Disclaimer: The Boulder Precipitation Tracker is an independent project. It is not affiliated with or endorsed by NOAA, the National Weather Service, or any federal agency. All climatology data remains in the public domain.

2. Architecture

This portal utilizes a Serverless Jamstack model rather than reading from a live database on page load:

Step A:
Automated ETL Pipeline: A Python script runs via GitHub Actions on the 3rd of every month at 08:00 UTC.
Step B:
Data Audit & Calculations: The script cleans the tables, handles missing NOAA fields (e.g., filtering -99.9 placeholders), converts trace amounts, and computes cumulative metrics.
Step C:
Static Build & Edge Distribution: The script commits JSON payloads to the repository, triggering an automated Astro rebuild. The static HTML pages are then distributed via Cloudflare Pages.

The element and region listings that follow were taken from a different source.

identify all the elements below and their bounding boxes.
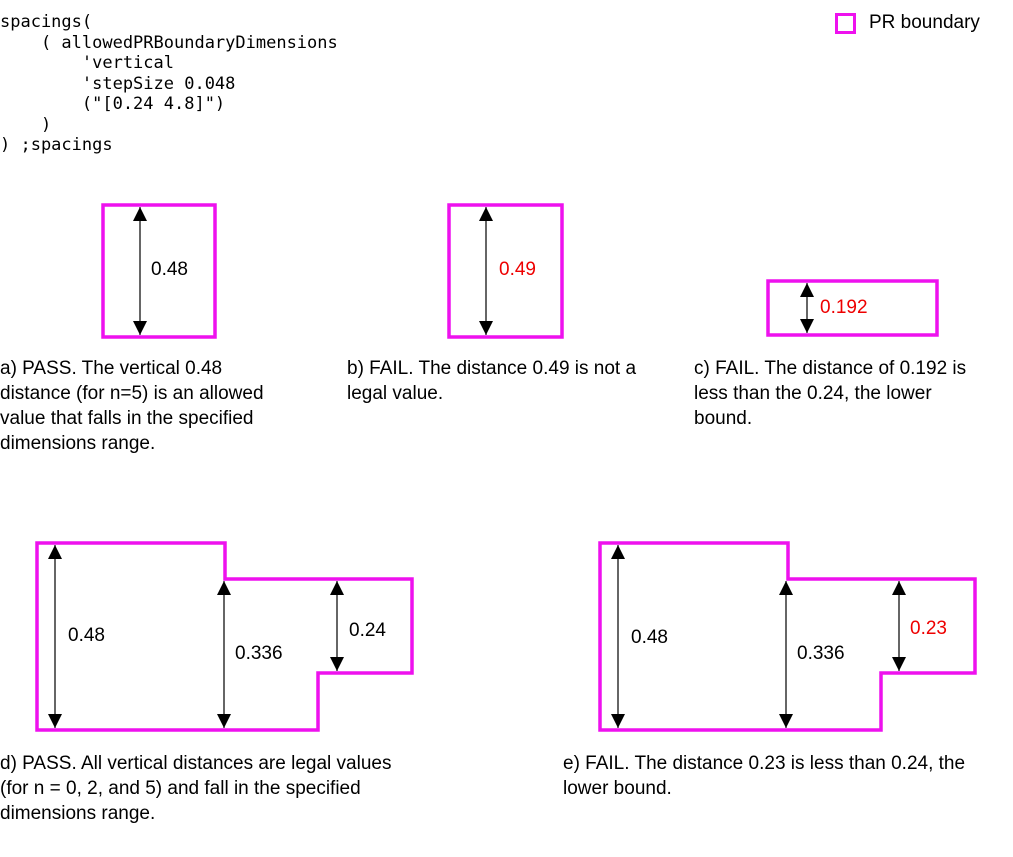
dimension-label-e-2: 0.336 — [797, 643, 845, 664]
dimension-label-a: 0.48 — [151, 259, 188, 280]
boundary-d — [35, 541, 414, 732]
legend-swatch — [835, 12, 856, 34]
dimension-label-e-1: 0.48 — [631, 627, 668, 648]
code-line: 'stepSize 0.048 — [0, 73, 236, 94]
legend: PR boundary — [835, 12, 980, 34]
code-line: spacings( — [0, 12, 93, 32]
legend-label: PR boundary — [869, 12, 980, 33]
code-line: ) — [0, 114, 52, 135]
code-line: 'vertical — [0, 53, 174, 73]
dimension-label-e-3: 0.23 — [910, 618, 947, 639]
boundary-b — [447, 203, 564, 339]
code-line: ( allowedPRBoundaryDimensions — [0, 32, 338, 53]
caption-c: c) FAIL. The distance of 0.192 is less t… — [694, 358, 967, 429]
dimension-label-b: 0.49 — [499, 259, 536, 280]
caption-e: e) FAIL. The distance 0.23 is less than … — [563, 753, 966, 799]
caption-d: d) PASS. All vertical distances are lega… — [0, 753, 392, 824]
code-line: ) ;spacings — [0, 135, 113, 155]
caption-b: b) FAIL. The distance 0.49 is not a lega… — [347, 358, 637, 404]
dimension-label-c: 0.192 — [820, 297, 868, 318]
code-line: ("[0.24 4.8]") — [0, 94, 226, 114]
code-block: spacings( ( allowedPRBoundaryDimensions … — [0, 12, 338, 156]
dimension-label-d-1: 0.48 — [68, 625, 105, 646]
dimension-label-d-2: 0.336 — [235, 643, 283, 664]
caption-a: a) PASS. The vertical 0.48 distance (for… — [0, 358, 264, 454]
boundary-c — [766, 279, 939, 337]
dimension-label-d-3: 0.24 — [349, 620, 386, 641]
boundary-e — [598, 541, 977, 732]
boundary-a — [101, 203, 217, 339]
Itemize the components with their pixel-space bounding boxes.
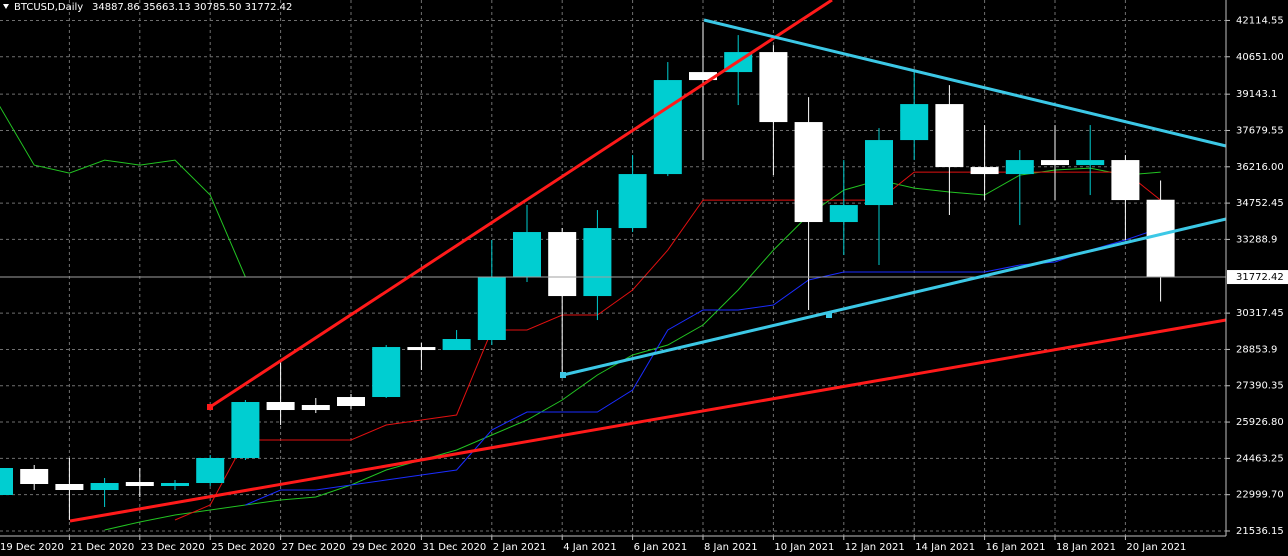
candle-body [513,232,541,278]
x-tick-label: 27 Dec 2020 [282,542,346,553]
y-tick-label: 25926.80 [1236,417,1284,428]
x-tick-label: 20 Jan 2021 [1126,542,1186,553]
candle-body [970,167,999,175]
candle-body [231,402,260,459]
candle-body [407,347,436,351]
trendline [209,0,833,409]
trendline [69,318,1227,523]
x-tick-label: 21 Dec 2020 [70,542,134,553]
ohlc: 34887.86 35663.13 30785.50 31772.42 [92,2,292,13]
y-tick-label: 42114.55 [1236,15,1284,26]
indicator-line [245,227,1161,506]
x-tick-label: 29 Dec 2020 [352,542,416,553]
y-tick-label: 28853.9 [1236,344,1277,355]
candle-body [337,397,365,407]
y-tick-label: 30317.45 [1236,308,1284,319]
x-tick-label: 6 Jan 2021 [634,542,688,553]
candle-body [794,122,823,223]
current-price-box [1227,270,1288,285]
y-tick-label: 24463.25 [1236,453,1284,464]
candle-body [161,483,189,487]
candle-body [618,174,647,229]
y-tick-label: 36216.00 [1236,162,1284,173]
y-tick-label: 34752.45 [1236,198,1284,209]
y-tick-label: 22999.70 [1236,490,1284,501]
candle-body [1041,160,1069,166]
current-price-label: 31772.42 [1236,272,1284,283]
x-tick-label: 14 Jan 2021 [915,542,975,553]
candle-body [689,72,717,81]
x-tick-label: 12 Jan 2021 [845,542,905,553]
trendline-handle [826,312,832,318]
candle-body [1111,160,1140,201]
y-tick-label: 21536.15 [1236,526,1284,537]
x-tick-label: 2 Jan 2021 [493,542,547,553]
candle-body [1146,199,1175,278]
candle-body [548,232,577,297]
candle-body [372,347,401,398]
trendline-handle [560,372,566,378]
candle-body [653,80,682,175]
candle-body [1076,160,1105,166]
candle-body [0,467,13,495]
plot [0,0,1226,536]
trendline [562,217,1227,377]
axes: 42114.55 40651.00 39143.1 37679.55 36216.00 3… [0,15,1288,553]
x-tick-label: 8 Jan 2021 [704,542,758,553]
indicator-line [0,105,246,278]
candle-body [935,104,964,168]
x-tick-label: 25 Dec 2020 [211,542,275,553]
x-tick-label: 16 Jan 2021 [986,542,1046,553]
candle-body [900,104,929,141]
candle-body [55,484,84,491]
symbol: BTCUSD,Daily [14,2,83,13]
trendlines [69,0,1227,523]
x-tick-label: 18 Jan 2021 [1056,542,1116,553]
trendline [703,18,1227,148]
menu-arrow[interactable] [3,4,9,9]
candle-body [266,402,295,411]
candle-body [865,140,893,206]
candle-body [90,483,119,491]
candle-body [125,482,154,487]
x-tick-label: 23 Dec 2020 [141,542,205,553]
x-tick-label: 4 Jan 2021 [563,542,617,553]
candle-body [20,468,49,485]
candle-body [583,228,612,297]
candle-body [477,277,506,341]
x-tick-label: 10 Jan 2021 [774,542,834,553]
candle-body [759,52,788,123]
trendline-handle [207,404,213,410]
candle-body [1005,160,1034,175]
candle-body [301,405,330,411]
candle-body [442,339,471,351]
y-tick-label: 37679.55 [1236,125,1284,136]
y-tick-label: 27390.35 [1236,381,1284,392]
candle-body [829,205,858,223]
y-tick-label: 39143.1 [1236,89,1277,100]
x-tick-label: 19 Dec 2020 [0,542,64,553]
x-tick-label: 31 Dec 2020 [422,542,486,553]
candle-body [196,458,225,484]
y-tick-label: 33288.9 [1236,234,1277,245]
y-tick-label: 40651.00 [1236,52,1284,63]
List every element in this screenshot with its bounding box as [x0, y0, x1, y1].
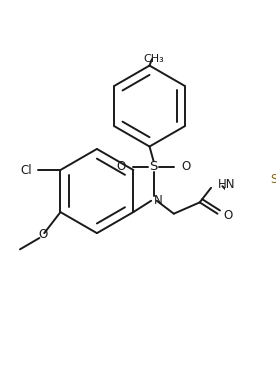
Text: O: O [117, 160, 126, 173]
Text: S: S [149, 160, 158, 173]
Text: CH₃: CH₃ [143, 54, 164, 64]
Text: N: N [153, 194, 162, 207]
Text: S: S [270, 173, 276, 186]
Text: O: O [181, 160, 190, 173]
Text: Cl: Cl [20, 163, 32, 176]
Text: O: O [38, 228, 47, 241]
Text: HN: HN [217, 178, 235, 191]
Text: O: O [223, 209, 232, 222]
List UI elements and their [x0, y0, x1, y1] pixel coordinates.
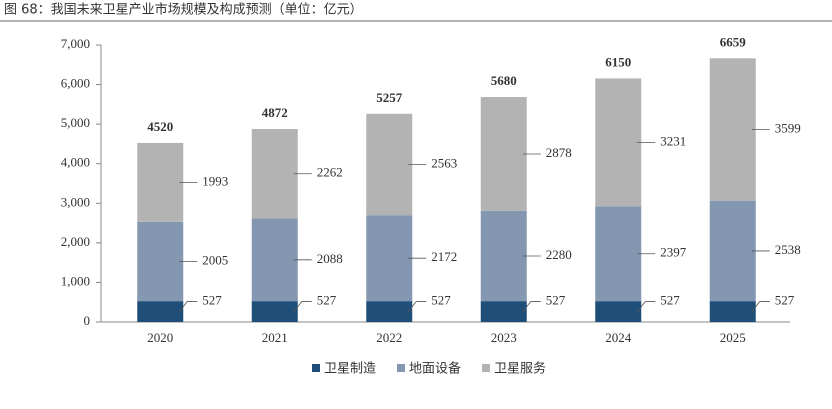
legend-swatch: [397, 364, 405, 372]
legend-swatch: [482, 364, 490, 372]
label-leader: [522, 301, 541, 312]
value-label: 3599: [775, 120, 801, 135]
value-label: 2005: [202, 252, 228, 267]
total-label: 4872: [262, 105, 288, 120]
bar-segment: [251, 129, 298, 219]
x-tick-label: 2024: [605, 330, 632, 345]
value-label: 2878: [546, 145, 572, 160]
value-label: 2538: [775, 242, 801, 257]
value-label: 3231: [660, 133, 686, 148]
total-label: 6150: [605, 54, 631, 69]
legend-swatch: [312, 364, 320, 372]
total-label: 5680: [491, 73, 517, 88]
bar-segment: [366, 301, 413, 322]
value-label: 527: [317, 293, 337, 308]
value-label: 527: [660, 293, 680, 308]
bar-segment: [480, 210, 527, 302]
total-label: 5257: [376, 90, 403, 105]
value-label: 527: [431, 293, 451, 308]
y-tick-label: 4,000: [61, 155, 90, 170]
value-label: 2280: [546, 247, 572, 262]
legend-label: 卫星制造: [324, 362, 376, 377]
bar-segment: [251, 218, 298, 302]
bar-segment: [137, 221, 184, 302]
x-tick-label: 2023: [491, 330, 517, 345]
y-tick-label: 7,000: [61, 36, 90, 51]
bar-segment: [480, 301, 527, 322]
value-label: 527: [202, 293, 222, 308]
value-label: 2088: [317, 251, 343, 266]
value-label: 2262: [317, 165, 343, 180]
label-leader: [407, 301, 427, 312]
value-label: 2397: [660, 245, 687, 260]
label-leader: [751, 301, 770, 312]
value-label: 2563: [431, 155, 457, 170]
label-leader: [178, 301, 198, 312]
y-tick-label: 5,000: [61, 115, 90, 130]
label-leader: [293, 301, 312, 312]
total-label: 4520: [147, 119, 173, 134]
bar-segment: [595, 78, 642, 207]
y-tick-label: 6,000: [61, 76, 90, 91]
total-label: 6659: [720, 34, 747, 49]
bar-segment: [366, 113, 413, 216]
x-tick-label: 2020: [147, 330, 173, 345]
legend-label: 地面设备: [409, 361, 461, 377]
value-label: 2172: [431, 249, 457, 264]
chart-title: 图 68：我国未来卫星产业市场规模及构成预测（单位：亿元）: [4, 2, 363, 18]
bar-segment: [137, 301, 184, 322]
value-label: 1993: [202, 173, 228, 188]
value-label: 527: [546, 293, 566, 308]
bar-segment: [251, 301, 298, 322]
bar-segment: [709, 58, 756, 201]
label-leader: [636, 301, 656, 312]
bar-segment: [137, 142, 184, 222]
y-tick-label: 2,000: [61, 234, 90, 249]
y-tick-label: 1,000: [61, 273, 90, 288]
y-tick-label: 3,000: [61, 194, 90, 209]
bar-segment: [480, 97, 527, 211]
bar-segment: [709, 301, 756, 322]
bar-segment: [595, 301, 642, 322]
x-tick-label: 2022: [376, 330, 402, 345]
value-label: 527: [775, 293, 795, 308]
bar-segment: [595, 206, 642, 302]
legend-label: 卫星服务: [494, 361, 546, 377]
y-tick-label: 0: [84, 313, 91, 328]
x-tick-label: 2021: [262, 330, 288, 345]
bar-segment: [709, 200, 756, 302]
x-tick-label: 2025: [720, 330, 746, 345]
bar-segment: [366, 215, 413, 302]
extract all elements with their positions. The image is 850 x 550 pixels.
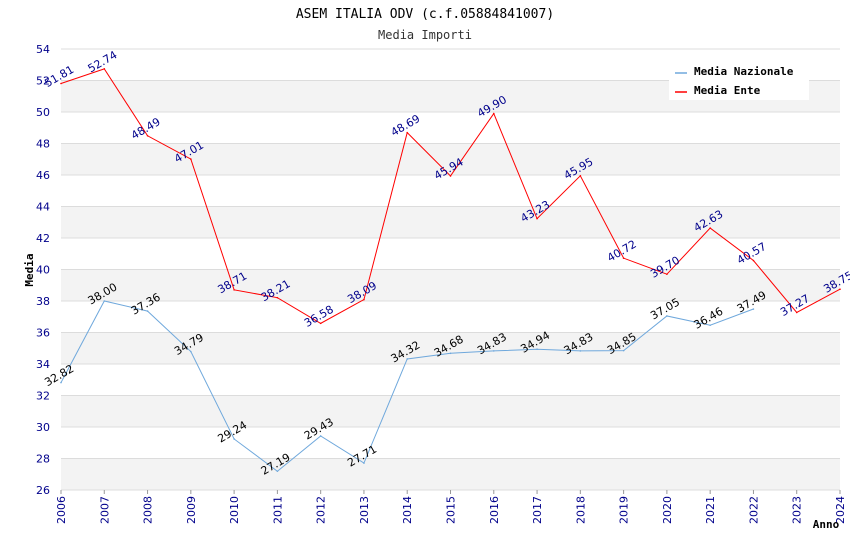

3. Meteorological Boundaries

To present accurate climatological statistics, our tracker differentiates between standard calendar years, water years, and snow seasons:

  • Calendar Year: Accumulation tracked from January 1 to December 31.
  • Water Year: October 1 to September 30. The standard meteorological unit used by hydrologists to track groundwater recharge and spring snowmelt.
  • Snow Season: July 1 to June 30. This boundary ensures that early autumn and late-season spring storms are grouped within a single continuous winter cycle.